When the last form was completed, the guys were told it was a joke. Well, not that a joke, but a purely scientific experiment, irrefutably proving that a person, being in a stressful situation, commits many more grammatical mistakes than when filling out an insurance form, sitting at his own desk at home.

It is good that the guys did not have weapons with them, otherwise the experimenters themselves would need insurance.

By the way, this issue did not work the second time. One of the soldiers wrote a summary of the experiment on a hygiene bag and left it on the plane. Therefore, the next batch of test subjects, which was supposed to fly in the opposite direction, found out what awaited her.

We will work in a scientific way

But back to “civilian”. Several decades ago, all of business America was carried away by the so-called scientific organization of labor. And so, the managers of the huge Western Electric enterprise invited a group of psychologists to one of the factories so that they could use scientific methods to increase profits or reduce costs, which is also not bad.

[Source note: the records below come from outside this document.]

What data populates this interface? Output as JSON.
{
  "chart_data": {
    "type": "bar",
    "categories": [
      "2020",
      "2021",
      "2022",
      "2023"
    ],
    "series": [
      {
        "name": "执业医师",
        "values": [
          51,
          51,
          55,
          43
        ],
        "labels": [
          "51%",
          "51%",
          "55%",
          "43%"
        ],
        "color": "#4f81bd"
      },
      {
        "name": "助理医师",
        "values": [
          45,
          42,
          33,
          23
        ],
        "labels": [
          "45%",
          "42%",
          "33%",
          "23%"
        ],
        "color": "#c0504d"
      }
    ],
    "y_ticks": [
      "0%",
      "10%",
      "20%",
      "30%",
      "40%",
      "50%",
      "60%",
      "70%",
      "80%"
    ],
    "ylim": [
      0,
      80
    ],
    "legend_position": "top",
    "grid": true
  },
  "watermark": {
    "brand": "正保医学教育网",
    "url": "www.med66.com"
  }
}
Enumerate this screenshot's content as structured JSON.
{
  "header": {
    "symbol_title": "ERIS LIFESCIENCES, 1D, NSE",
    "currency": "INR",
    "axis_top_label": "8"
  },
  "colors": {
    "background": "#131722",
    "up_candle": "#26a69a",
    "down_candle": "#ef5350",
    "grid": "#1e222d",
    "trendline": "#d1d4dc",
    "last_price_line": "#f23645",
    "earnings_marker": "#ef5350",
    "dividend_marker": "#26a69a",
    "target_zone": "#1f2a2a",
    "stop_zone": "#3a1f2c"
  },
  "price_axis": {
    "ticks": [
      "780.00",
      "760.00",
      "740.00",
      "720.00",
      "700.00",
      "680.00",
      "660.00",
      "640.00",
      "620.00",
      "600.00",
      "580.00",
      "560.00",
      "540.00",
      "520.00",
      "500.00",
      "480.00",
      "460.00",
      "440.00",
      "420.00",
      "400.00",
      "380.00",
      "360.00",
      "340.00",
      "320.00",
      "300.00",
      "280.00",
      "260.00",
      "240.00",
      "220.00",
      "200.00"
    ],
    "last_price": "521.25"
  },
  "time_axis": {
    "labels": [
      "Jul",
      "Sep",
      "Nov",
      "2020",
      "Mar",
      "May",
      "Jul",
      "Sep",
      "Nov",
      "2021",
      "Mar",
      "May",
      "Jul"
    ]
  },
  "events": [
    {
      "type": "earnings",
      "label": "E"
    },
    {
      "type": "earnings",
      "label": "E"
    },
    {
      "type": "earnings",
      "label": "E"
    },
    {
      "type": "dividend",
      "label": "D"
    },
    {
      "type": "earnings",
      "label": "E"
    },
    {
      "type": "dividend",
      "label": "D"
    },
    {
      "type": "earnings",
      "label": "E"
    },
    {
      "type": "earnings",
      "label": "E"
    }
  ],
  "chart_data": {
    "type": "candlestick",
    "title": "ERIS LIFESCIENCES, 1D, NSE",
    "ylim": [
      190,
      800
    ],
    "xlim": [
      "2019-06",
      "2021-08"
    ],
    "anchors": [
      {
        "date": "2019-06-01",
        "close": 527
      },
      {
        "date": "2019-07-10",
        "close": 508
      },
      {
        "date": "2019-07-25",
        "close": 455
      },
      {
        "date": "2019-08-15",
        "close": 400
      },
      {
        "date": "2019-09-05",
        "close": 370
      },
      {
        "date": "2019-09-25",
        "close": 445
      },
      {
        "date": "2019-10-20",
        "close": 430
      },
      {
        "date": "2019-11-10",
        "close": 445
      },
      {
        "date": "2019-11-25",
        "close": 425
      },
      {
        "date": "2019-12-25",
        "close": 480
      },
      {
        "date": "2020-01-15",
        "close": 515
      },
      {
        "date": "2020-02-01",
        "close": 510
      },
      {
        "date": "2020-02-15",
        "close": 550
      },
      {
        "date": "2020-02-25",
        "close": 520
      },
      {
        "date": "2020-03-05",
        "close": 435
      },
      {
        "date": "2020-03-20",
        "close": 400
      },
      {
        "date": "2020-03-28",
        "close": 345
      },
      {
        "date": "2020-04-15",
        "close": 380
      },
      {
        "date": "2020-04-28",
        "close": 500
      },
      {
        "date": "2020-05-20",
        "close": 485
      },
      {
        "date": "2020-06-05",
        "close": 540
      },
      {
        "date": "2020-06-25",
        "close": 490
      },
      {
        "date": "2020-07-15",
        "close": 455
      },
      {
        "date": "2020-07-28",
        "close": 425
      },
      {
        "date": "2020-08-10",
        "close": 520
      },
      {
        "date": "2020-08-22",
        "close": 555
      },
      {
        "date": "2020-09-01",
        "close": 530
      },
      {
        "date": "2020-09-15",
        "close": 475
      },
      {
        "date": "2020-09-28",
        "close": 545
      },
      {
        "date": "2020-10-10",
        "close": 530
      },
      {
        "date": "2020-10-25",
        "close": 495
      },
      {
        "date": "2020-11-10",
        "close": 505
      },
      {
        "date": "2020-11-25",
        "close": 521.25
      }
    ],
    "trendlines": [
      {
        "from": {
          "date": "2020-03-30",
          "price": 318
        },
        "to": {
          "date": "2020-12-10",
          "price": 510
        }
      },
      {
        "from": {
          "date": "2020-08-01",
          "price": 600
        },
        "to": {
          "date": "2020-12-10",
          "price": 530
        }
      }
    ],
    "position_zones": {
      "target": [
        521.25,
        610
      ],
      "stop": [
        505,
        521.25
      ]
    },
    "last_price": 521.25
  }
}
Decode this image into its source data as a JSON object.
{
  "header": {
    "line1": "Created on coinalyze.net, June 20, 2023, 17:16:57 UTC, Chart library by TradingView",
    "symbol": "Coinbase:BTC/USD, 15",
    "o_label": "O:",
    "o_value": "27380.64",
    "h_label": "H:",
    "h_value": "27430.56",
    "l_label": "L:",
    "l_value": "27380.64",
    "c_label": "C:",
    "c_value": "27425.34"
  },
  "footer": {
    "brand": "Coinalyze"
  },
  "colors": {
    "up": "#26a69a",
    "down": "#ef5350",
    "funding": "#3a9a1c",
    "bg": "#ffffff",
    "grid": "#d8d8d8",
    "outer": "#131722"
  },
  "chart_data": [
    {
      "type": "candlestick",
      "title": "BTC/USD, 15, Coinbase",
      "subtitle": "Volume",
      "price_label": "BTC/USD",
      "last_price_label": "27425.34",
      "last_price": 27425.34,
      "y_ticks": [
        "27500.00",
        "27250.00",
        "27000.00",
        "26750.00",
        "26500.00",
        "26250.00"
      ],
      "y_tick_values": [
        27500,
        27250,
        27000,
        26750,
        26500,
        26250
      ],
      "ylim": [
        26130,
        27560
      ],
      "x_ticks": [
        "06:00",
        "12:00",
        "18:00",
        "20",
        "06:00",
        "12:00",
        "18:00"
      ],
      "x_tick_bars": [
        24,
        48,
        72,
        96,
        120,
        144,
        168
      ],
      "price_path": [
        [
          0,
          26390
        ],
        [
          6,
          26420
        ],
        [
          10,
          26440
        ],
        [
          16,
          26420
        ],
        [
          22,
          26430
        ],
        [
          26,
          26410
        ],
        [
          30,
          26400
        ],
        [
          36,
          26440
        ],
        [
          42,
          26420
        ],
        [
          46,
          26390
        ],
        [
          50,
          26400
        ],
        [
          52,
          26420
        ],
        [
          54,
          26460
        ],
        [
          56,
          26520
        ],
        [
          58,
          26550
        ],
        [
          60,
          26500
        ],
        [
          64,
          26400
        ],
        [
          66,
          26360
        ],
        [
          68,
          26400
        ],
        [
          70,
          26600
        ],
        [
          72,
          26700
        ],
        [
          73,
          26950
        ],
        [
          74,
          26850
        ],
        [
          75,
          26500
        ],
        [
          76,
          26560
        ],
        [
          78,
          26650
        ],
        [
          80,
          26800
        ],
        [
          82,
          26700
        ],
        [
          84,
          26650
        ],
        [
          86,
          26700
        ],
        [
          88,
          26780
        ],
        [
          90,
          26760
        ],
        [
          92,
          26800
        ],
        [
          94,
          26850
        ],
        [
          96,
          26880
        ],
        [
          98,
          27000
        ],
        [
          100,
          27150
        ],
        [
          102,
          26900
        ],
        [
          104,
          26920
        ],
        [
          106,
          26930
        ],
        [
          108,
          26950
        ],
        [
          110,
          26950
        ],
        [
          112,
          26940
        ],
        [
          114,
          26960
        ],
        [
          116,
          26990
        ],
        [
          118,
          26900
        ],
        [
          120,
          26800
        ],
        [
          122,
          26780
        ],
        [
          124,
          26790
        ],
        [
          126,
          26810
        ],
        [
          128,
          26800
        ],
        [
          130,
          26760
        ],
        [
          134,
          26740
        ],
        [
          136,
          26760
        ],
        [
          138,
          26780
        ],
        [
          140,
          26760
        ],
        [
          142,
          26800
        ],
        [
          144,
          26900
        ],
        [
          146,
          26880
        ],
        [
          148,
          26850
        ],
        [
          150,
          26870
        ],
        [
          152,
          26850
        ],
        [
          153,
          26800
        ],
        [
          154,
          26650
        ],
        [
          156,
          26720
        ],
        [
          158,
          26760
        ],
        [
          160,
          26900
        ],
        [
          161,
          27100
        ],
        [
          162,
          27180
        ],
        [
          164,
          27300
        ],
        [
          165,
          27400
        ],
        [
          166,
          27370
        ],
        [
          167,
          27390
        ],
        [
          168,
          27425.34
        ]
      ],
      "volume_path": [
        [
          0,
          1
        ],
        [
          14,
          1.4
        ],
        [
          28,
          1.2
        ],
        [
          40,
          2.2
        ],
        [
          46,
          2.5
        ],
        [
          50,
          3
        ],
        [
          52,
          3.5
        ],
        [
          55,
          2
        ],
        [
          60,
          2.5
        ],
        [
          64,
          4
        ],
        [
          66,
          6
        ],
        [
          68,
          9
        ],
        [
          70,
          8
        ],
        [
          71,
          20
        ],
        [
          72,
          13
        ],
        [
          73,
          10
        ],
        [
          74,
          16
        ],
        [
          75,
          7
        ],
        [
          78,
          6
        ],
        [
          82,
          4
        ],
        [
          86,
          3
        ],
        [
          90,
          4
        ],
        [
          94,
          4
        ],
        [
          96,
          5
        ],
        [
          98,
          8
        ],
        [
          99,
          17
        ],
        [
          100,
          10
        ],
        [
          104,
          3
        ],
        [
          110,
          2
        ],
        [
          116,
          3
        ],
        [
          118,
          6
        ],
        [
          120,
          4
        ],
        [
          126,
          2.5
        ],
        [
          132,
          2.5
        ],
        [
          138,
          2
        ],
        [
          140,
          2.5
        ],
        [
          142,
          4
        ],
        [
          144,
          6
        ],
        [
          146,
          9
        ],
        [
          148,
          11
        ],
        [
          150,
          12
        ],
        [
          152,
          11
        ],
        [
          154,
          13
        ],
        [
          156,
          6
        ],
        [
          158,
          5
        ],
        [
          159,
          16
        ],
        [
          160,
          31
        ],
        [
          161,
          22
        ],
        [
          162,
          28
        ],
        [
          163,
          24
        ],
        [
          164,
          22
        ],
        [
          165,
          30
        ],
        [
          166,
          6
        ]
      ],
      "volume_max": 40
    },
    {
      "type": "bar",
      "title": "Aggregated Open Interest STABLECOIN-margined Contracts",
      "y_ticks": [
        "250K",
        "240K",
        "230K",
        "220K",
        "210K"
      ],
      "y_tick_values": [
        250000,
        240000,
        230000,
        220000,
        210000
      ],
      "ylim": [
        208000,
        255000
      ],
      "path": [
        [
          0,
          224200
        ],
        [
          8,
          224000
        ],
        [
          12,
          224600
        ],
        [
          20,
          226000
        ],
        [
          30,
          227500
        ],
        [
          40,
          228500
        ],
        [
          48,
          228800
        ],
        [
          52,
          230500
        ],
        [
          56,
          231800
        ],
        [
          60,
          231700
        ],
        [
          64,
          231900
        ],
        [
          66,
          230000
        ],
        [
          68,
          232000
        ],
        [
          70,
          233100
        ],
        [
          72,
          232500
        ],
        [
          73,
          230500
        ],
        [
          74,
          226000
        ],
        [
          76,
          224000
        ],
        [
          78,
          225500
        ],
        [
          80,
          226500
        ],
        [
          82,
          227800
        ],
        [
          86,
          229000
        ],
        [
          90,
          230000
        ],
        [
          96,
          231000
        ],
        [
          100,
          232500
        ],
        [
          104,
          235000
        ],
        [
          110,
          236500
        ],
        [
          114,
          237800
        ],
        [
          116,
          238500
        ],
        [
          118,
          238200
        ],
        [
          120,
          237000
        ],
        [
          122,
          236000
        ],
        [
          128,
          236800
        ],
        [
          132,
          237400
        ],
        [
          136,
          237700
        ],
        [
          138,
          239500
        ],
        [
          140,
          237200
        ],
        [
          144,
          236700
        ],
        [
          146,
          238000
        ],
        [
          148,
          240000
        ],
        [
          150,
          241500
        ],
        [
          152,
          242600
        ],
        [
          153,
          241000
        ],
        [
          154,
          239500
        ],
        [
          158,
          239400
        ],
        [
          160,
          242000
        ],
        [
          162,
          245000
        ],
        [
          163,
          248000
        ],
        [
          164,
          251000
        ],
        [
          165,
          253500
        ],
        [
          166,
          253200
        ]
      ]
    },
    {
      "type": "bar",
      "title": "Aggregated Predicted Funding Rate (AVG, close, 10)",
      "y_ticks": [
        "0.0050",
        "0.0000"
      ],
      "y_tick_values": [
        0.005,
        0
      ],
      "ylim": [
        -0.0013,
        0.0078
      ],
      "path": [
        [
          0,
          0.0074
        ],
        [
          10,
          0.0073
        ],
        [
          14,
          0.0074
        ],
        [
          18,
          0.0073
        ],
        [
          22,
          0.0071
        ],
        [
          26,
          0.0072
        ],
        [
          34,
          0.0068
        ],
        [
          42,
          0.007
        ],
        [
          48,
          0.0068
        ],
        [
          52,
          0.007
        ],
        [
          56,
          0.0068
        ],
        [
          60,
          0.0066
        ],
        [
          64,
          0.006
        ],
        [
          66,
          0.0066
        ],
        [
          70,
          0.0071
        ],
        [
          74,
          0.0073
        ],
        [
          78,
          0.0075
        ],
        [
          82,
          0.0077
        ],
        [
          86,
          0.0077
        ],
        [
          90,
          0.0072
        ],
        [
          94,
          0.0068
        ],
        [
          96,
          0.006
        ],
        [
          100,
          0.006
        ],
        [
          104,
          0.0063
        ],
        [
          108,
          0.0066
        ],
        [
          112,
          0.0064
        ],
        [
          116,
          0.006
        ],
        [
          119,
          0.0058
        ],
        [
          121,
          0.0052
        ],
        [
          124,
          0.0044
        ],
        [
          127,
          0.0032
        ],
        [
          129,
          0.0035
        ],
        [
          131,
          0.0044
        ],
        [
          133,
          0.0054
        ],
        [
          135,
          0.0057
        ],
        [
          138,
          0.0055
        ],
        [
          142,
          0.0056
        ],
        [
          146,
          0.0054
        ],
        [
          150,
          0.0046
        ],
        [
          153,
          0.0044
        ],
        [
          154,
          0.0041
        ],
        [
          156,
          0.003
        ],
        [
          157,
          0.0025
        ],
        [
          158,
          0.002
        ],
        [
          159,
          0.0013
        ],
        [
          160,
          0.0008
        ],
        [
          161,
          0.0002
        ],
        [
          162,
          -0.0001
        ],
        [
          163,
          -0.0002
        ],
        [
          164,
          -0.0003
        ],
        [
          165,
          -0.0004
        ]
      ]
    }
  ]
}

To begin with, the psychologists were provided with a team of cleaning ladies for experiments, and the experiment began!

First of all, the experimenters increased the illumination in the workshops. The cleaning ladies immediately swept the floors much faster and cleaner. Rubbing their hands with joy, psychologists added a few extra smoke breaks – the cleaning ladies responded with even higher labor productivity. In full delight from their successes, the scientific organizers extended their lunch break – the cleaning women, by counter plan, reached the Stakhanovian pace of work.

And then the experimenters got suspicious. The lights in the shops were turned off again – productivity increased. We removed one smoke break, the second – the productivity of the cleaning ladies continued to grow steadily.

The failure of this experiment in terms of the scientific organization of labor was that the cleaning ladies began to work better and better not because they were given a few minutes to rest or had an extra light bulb screwed into the shop. But because they, the most inconspicuous “cogs” of a huge enterprise, were now in the center of attention of those around them. Respected people swirled around them, the bosses greeted them and addressed them as “you”, articles were regularly published in local newspapers covering the experiment, the center of which was they – simple, inconspicuous cleaning women.

How not to work better here? But if only this excitement ended – turn on the light, turn it off – everything would return to normal.